The next step is to identify possibilities for improvement. There may be many that are good for both the environment and the business, such as a reduction in energy use, which then lowers bills. Environmental data can be complemented with cost data to find the most beneficial changes.

LCA tools and standards

There are several ways of assessing the life-cycle impacts of products; some are more complex than others. Life-cycle assessments (LCAs) that are compliant with ISO standards 14040 and 14044, involve considerable data collection and are generally carried out when no other studies have been completed for a particular type of product.

For these types of assessment, dedicated LCA software tools are available, for example GaBi software developed by PE International, SimaPro by PRé Consultants, Quantis SUITE 2.0 by Quantis International, and Umberto by ifu Hamburg GmbH. LCA can be simplified by using generic data from sources such as the International Reference Life Cycle Data System (ILCD).

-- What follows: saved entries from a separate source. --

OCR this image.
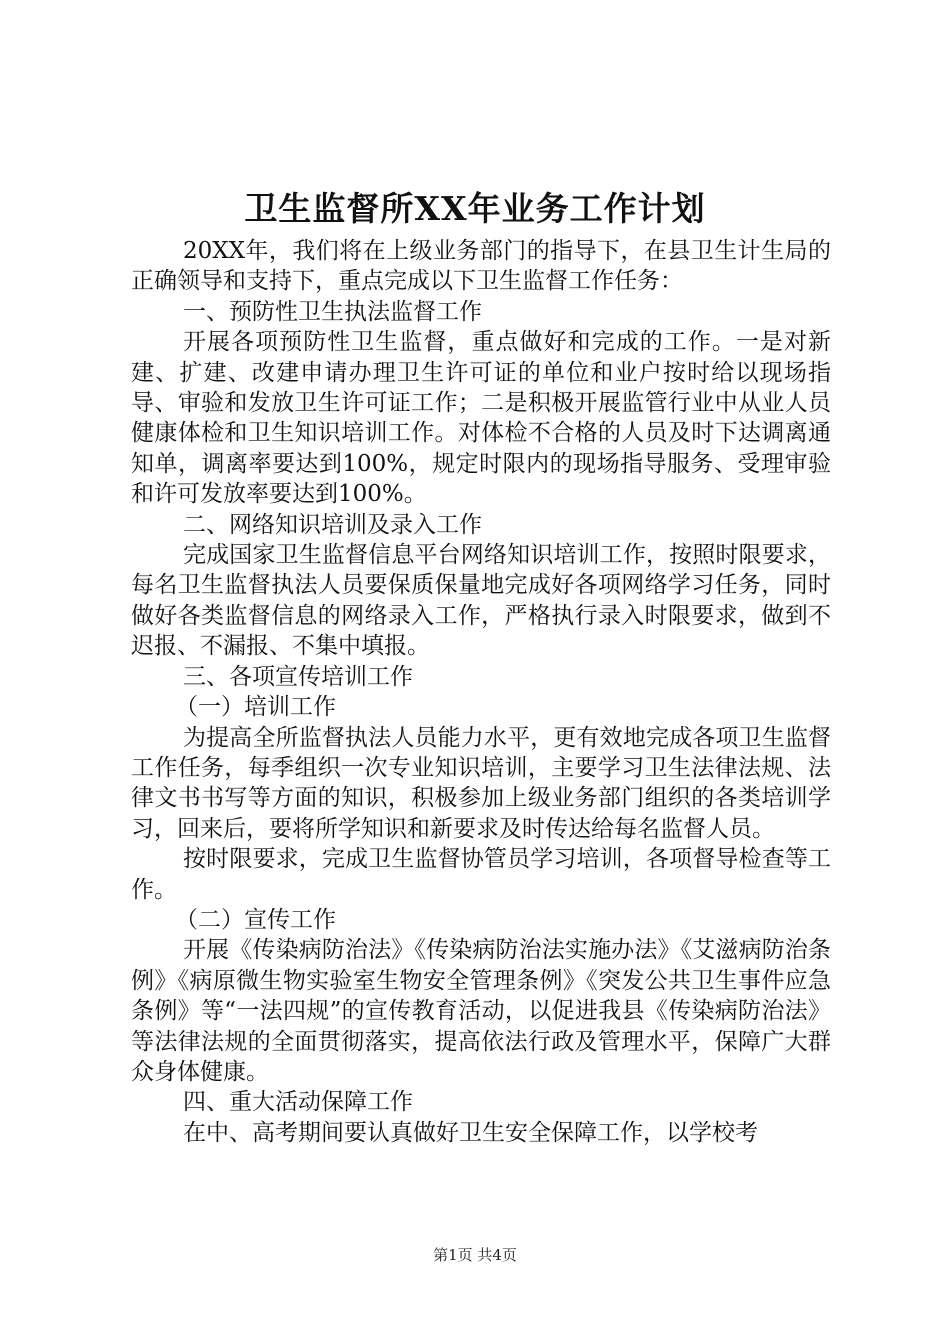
卫生监督所XX年业务工作计划

20XX年，我们将在上级业务部门的指导下，在县卫生计生局的正确领导和支持下，重点完成以下卫生监督工作任务：

一、预防性卫生执法监督工作

开展各项预防性卫生监督，重点做好和完成的工作。一是对新建、扩建、改建申请办理卫生许可证的单位和业户按时给以现场指导、审验和发放卫生许可证工作；二是积极开展监管行业中从业人员健康体检和卫生知识培训工作。对体检不合格的人员及时下达调离通知单，调离率要达到100%，规定时限内的现场指导服务、受理审验和许可发放率要达到100%。

二、网络知识培训及录入工作

完成国家卫生监督信息平台网络知识培训工作，按照时限要求，每名卫生监督执法人员要保质保量地完成好各项网络学习任务，同时做好各类监督信息的网络录入工作，严格执行录入时限要求，做到不迟报、不漏报、不集中填报。

三、各项宣传培训工作

（一）培训工作

为提高全所监督执法人员能力水平，更有效地完成各项卫生监督工作任务，每季组织一次专业知识培训，主要学习卫生法律法规、法律文书书写等方面的知识，积极参加上级业务部门组织的各类培训学习，回来后，要将所学知识和新要求及时传达给每名监督人员。

按时限要求，完成卫生监督协管员学习培训，各项督导检查等工作。

（二）宣传工作

开展《传染病防治法》《传染病防治法实施办法》《艾滋病防治条例》《病原微生物实验室生物安全管理条例》《突发公共卫生事件应急条例》等“一法四规”的宣传教育活动，以促进我县《传染病防治法》等法律法规的全面贯彻落实，提高依法行政及管理水平，保障广大群众身体健康。

四、重大活动保障工作

在中、高考期间要认真做好卫生安全保障工作，以学校考

第1页 共4页
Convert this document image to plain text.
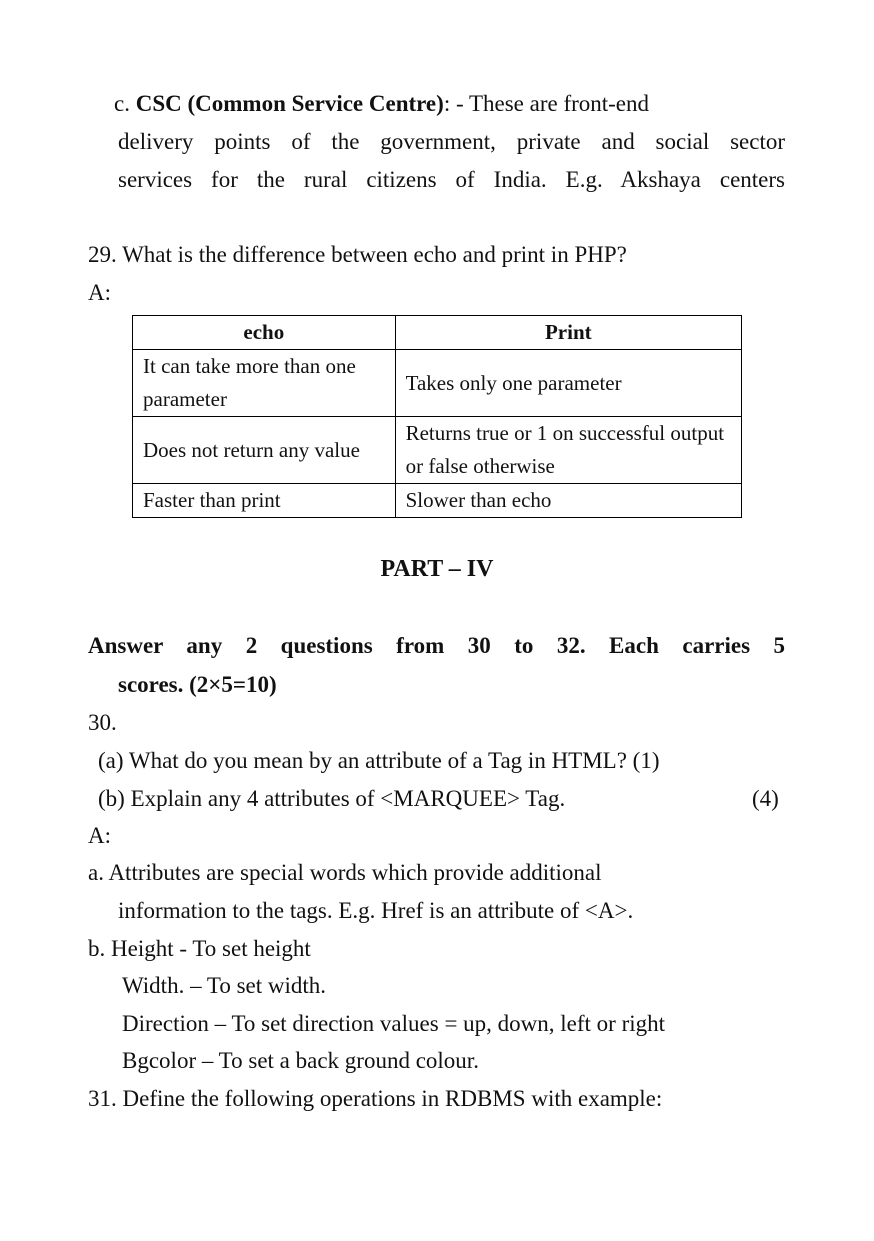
c. CSC (Common Service Centre): - These are front-end
delivery points of the government, private and social sector
services for the rural citizens of India. E.g. Akshaya centers
29. What is the difference between echo and print in PHP?
A:
echo	Print
It can take more than one parameter	Takes only one parameter
Does not return any value	Returns true or 1 on successful output or false otherwise
Faster than print	Slower than echo
PART – IV
Answer any 2 questions from 30 to 32. Each carries 5
scores. (2×5=10)
30.
(a) What do you mean by an attribute of a Tag in HTML? (1)
(b) Explain any 4 attributes of <MARQUEE> Tag.	(4)
A:
a. Attributes are special words which provide additional
information to the tags. E.g. Href is an attribute of <A>.
b. Height - To set height
Width. – To set width.
Direction – To set direction values = up, down, left or right
Bgcolor – To set a back ground colour.
31. Define the following operations in RDBMS with example:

The European Commission has developed guidance consisting of a handbook and online data network through the ILCD to support people working on LCA. The European Platform on Life Cycle Assessment includes a discussion forum and a resource directory with information on tools, services, databases and providers globally.

Developments in standards

Standards in the ISO 14040 series have been at the heart of efforts to achieve consistent and robust use of life-cycle assessment since the 1990s. Chris Foster, of EuGeos, is IEMA’s representative on the BSI committee handling these standards in the ISO structure. the environmentalist asked him how the standard-setting process is responding to the surge in use of LCA over the past few years.

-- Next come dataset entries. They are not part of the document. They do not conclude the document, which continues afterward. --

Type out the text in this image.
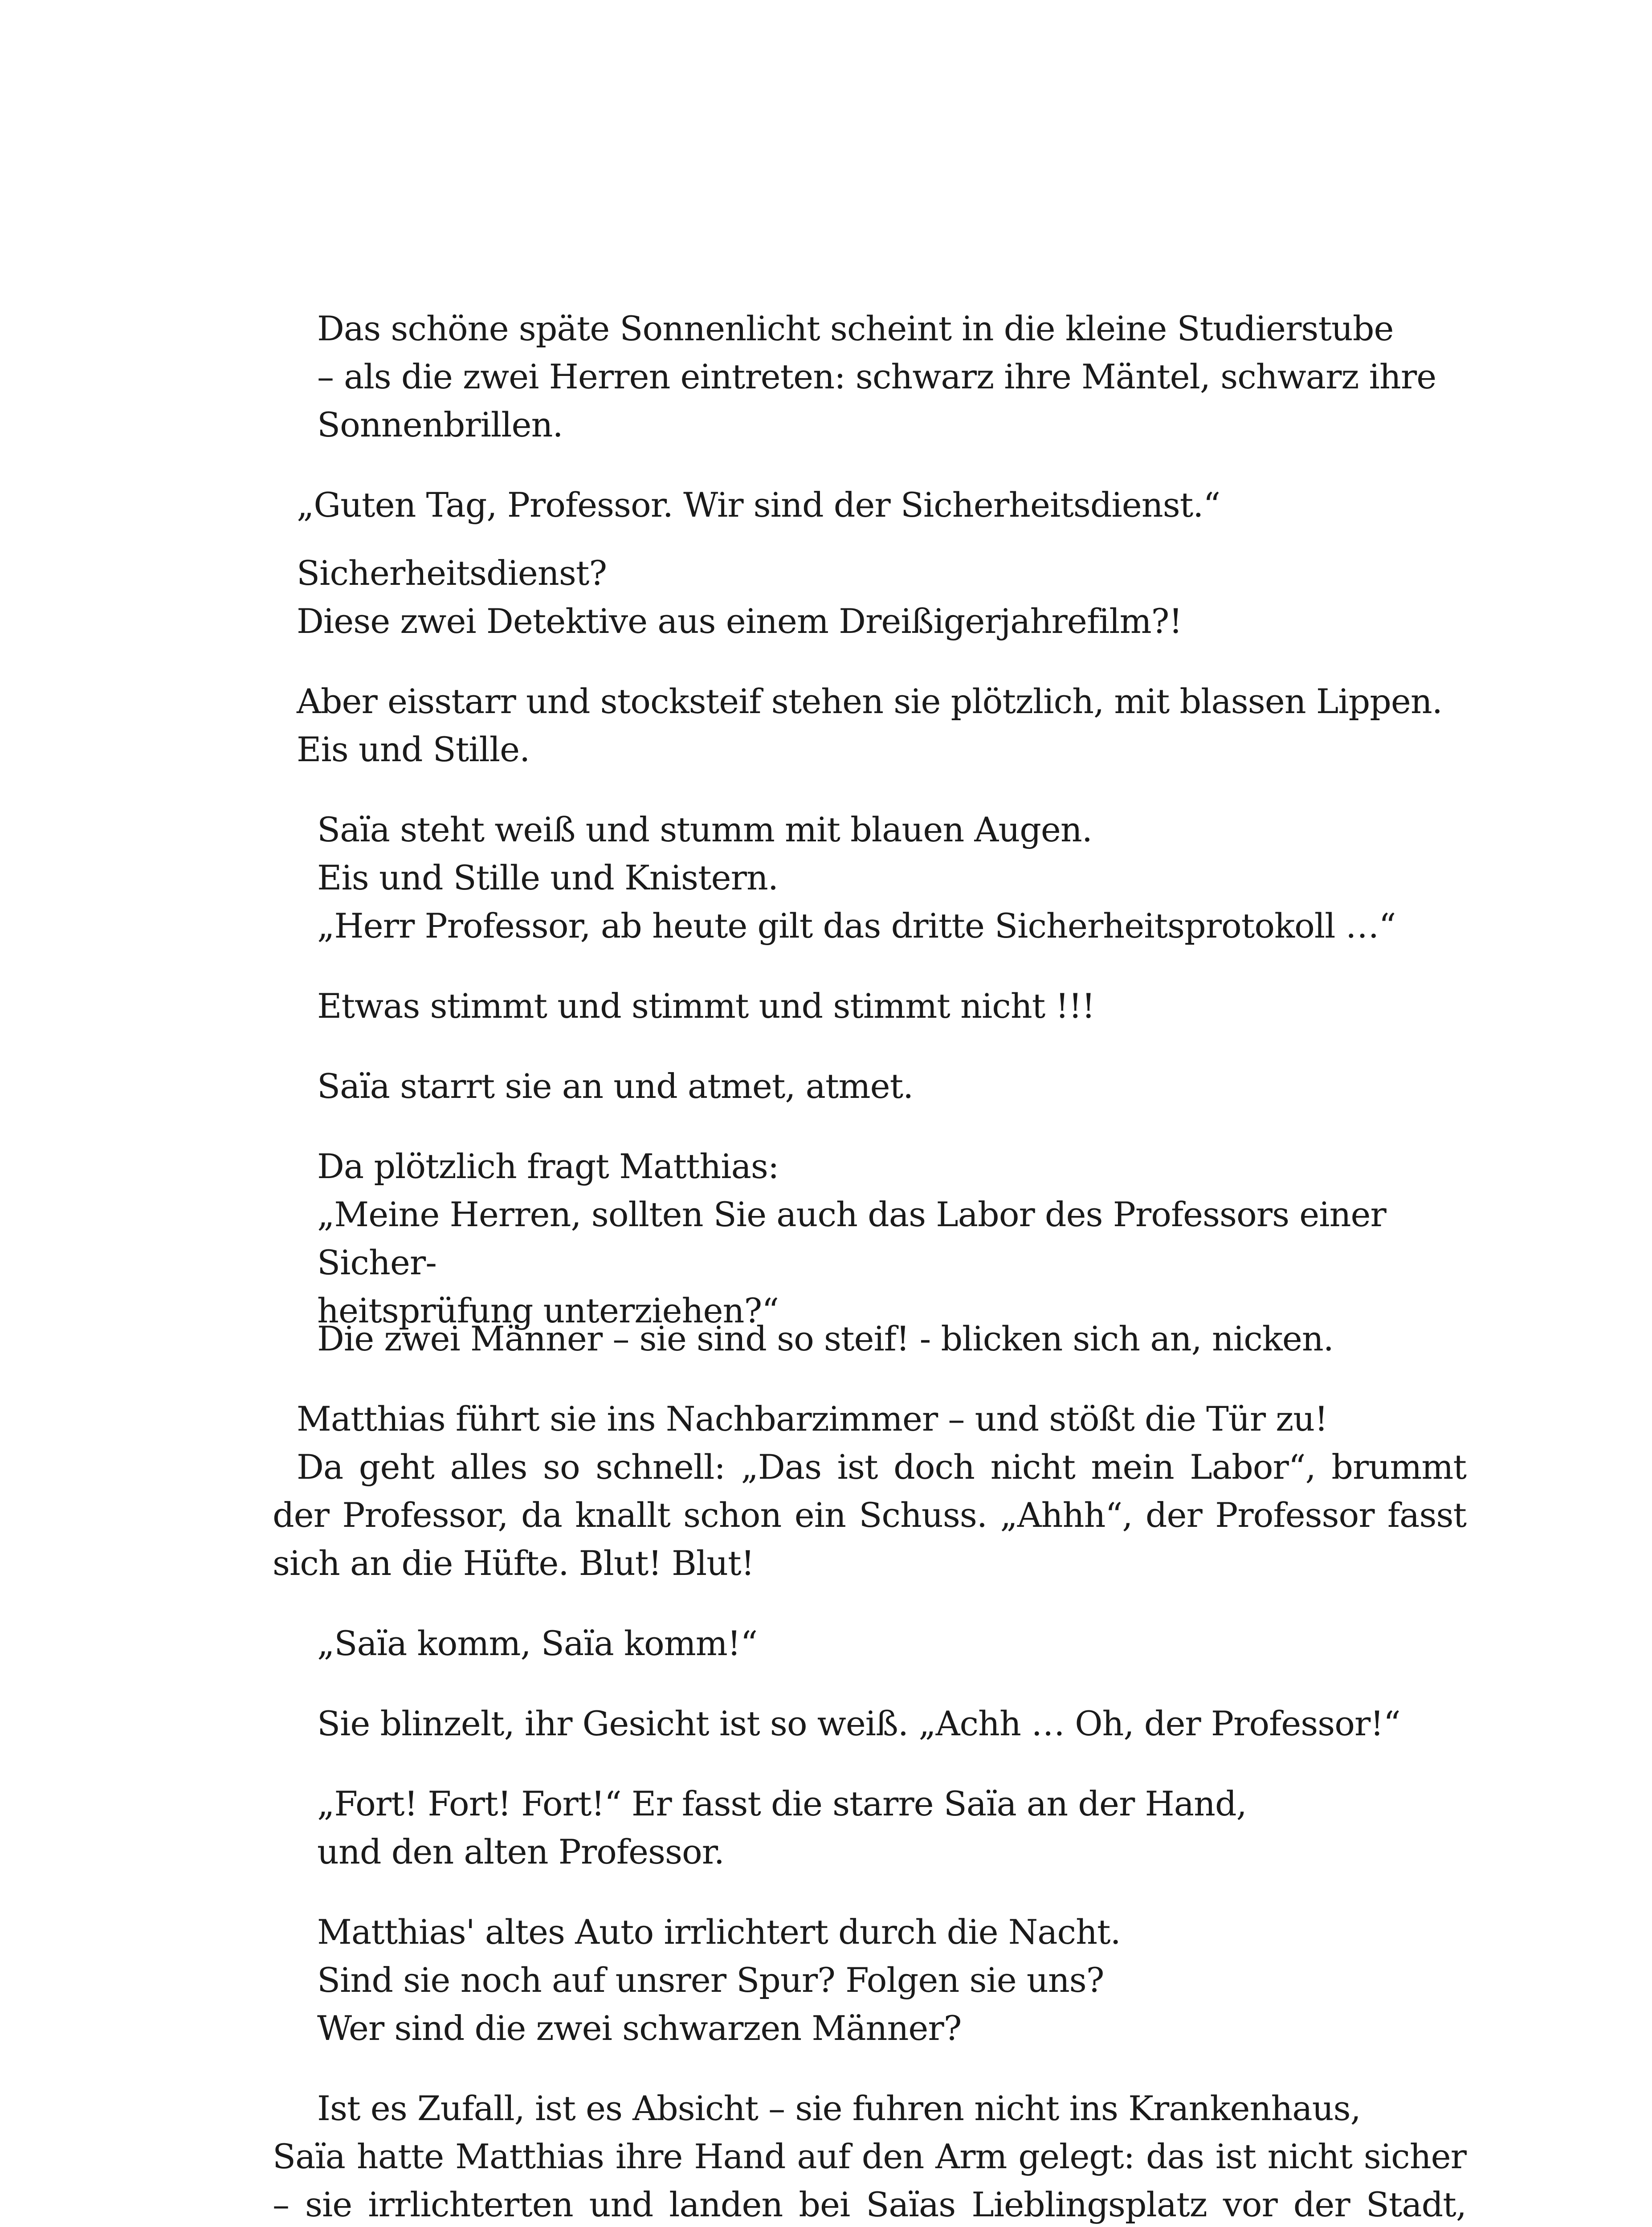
Das schöne späte Sonnenlicht scheint in die kleine Studierstube
– als die zwei Herren eintreten: schwarz ihre Mäntel, schwarz ihre
Sonnenbrillen.

„Guten Tag, Professor. Wir sind der Sicherheitsdienst.“

Sicherheitsdienst?
Diese zwei Detektive aus einem Dreißigerjahrefilm?!

Aber eisstarr und stocksteif stehen sie plötzlich, mit blassen Lippen.
Eis und Stille.

Saïa steht weiß und stumm mit blauen Augen.
Eis und Stille und Knistern.
„Herr Professor, ab heute gilt das dritte Sicherheitsprotokoll …“

Etwas stimmt und stimmt und stimmt nicht !!!

Saïa starrt sie an und atmet, atmet.

Da plötzlich fragt Matthias:
„Meine Herren, sollten Sie auch das Labor des Professors einer Sicher-
heitsprüfung unterziehen?“

Die zwei Männer – sie sind so steif! - blicken sich an, nicken.

Matthias führt sie ins Nachbarzimmer – und stößt die Tür zu!

Da geht alles so schnell: „Das ist doch nicht mein Labor“, brummt der Professor, da knallt schon ein Schuss. „Ahhh“, der Professor fasst sich an die Hüfte. Blut! Blut!

„Saïa komm, Saïa komm!“

Sie blinzelt, ihr Gesicht ist so weiß. „Achh … Oh, der Professor!“

„Fort! Fort! Fort!“ Er fasst die starre Saïa an der Hand,
und den alten Professor.

Matthias' altes Auto irrlichtert durch die Nacht.
Sind sie noch auf unsrer Spur? Folgen sie uns?
Wer sind die zwei schwarzen Männer?

Ist es Zufall, ist es Absicht – sie fuhren nicht ins Krankenhaus,

Saïa hatte Matthias ihre Hand auf den Arm gelegt: das ist nicht sicher – sie irrlichterten und landen bei Saïas Lieblingsplatz vor der Stadt,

“There’s a lot of activity right now. That’s a combination of new standards coming forward to deal with different applications of LCA, and the periodic review of existing standards,” he says.

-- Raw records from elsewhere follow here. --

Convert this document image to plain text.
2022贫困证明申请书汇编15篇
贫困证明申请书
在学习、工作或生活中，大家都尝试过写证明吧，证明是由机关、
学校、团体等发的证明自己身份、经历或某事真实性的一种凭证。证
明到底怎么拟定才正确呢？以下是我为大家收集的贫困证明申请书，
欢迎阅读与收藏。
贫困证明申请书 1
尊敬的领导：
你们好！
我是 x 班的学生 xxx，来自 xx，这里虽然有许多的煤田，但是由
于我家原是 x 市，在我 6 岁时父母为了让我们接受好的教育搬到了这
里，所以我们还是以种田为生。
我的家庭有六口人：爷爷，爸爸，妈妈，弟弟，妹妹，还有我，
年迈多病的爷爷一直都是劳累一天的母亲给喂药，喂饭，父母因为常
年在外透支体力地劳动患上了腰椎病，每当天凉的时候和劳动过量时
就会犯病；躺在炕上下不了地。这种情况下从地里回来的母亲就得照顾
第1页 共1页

Here is a summary of recent and upcoming changes:

• For both of the core LCA standards, ISO 14040 and ISO 14044, periodic review is due. This could be quite challenging, warns Foster. The review needs to reflect development of the LCA method – for example, the increasing use of input–output databases and the evolution of impact assessment methods – as well as recognise that 14044, in particular, is a foundation for many other ISO and non-ISO standards, including eco-labelling standards, carbon-footprinting standards and the rest of the ISO 14040 series. “So the review will need to strike a balance between conservation and development,” says Foster. “In my opinion, 14040 could accommodate more change, perhaps becoming a statement of the principles underlying both LCA and its applications – that is, life-cycle thinking.”
• ISO 14045 has just been published, and addresses the “eco-efficiency” assessment of product systems. It aims to help organisations conduct combined assessments of the environmental and economic effects of products and services. “I took part in the working group developing 14045, and I still feel some parts of the final standard could have been made tighter,” he advises. “It’ll be interesting to see how widely it’s used.”
• The forthcoming ISO 14046 will be a standard for conducting a “water footprint analysis” using LCA principles. Foster warns, however, that although the standard is taking shape, it is still an internal draft in the ISO system, so a final version remains some way off.
• The technical reports ISO 14047 and ISO 14049, which provide examples of how to apply 14044 to impact assessment and scoping and inventory analysis respectively, have been updated to reflect the latest edition of 14044 (2006). The new versions are due for imminent publication, but the technical content has changed very little from the originals.
• Work is about to start on ISO standards for the application of LCA to organisations and for the critical review of LCAs. Foster explains that the first work should eventually help organisations to carry out robust LCAs, focused on their overall activities rather than on their products or services. The second piece of work will aim to build on the existing 14044 content to better specify the requirements for critical reviews of different LCAs.
• ISO 14067, the ISO standard for calculating the carbon footprints of products, will be issued for its second public ballot in the next couple of months.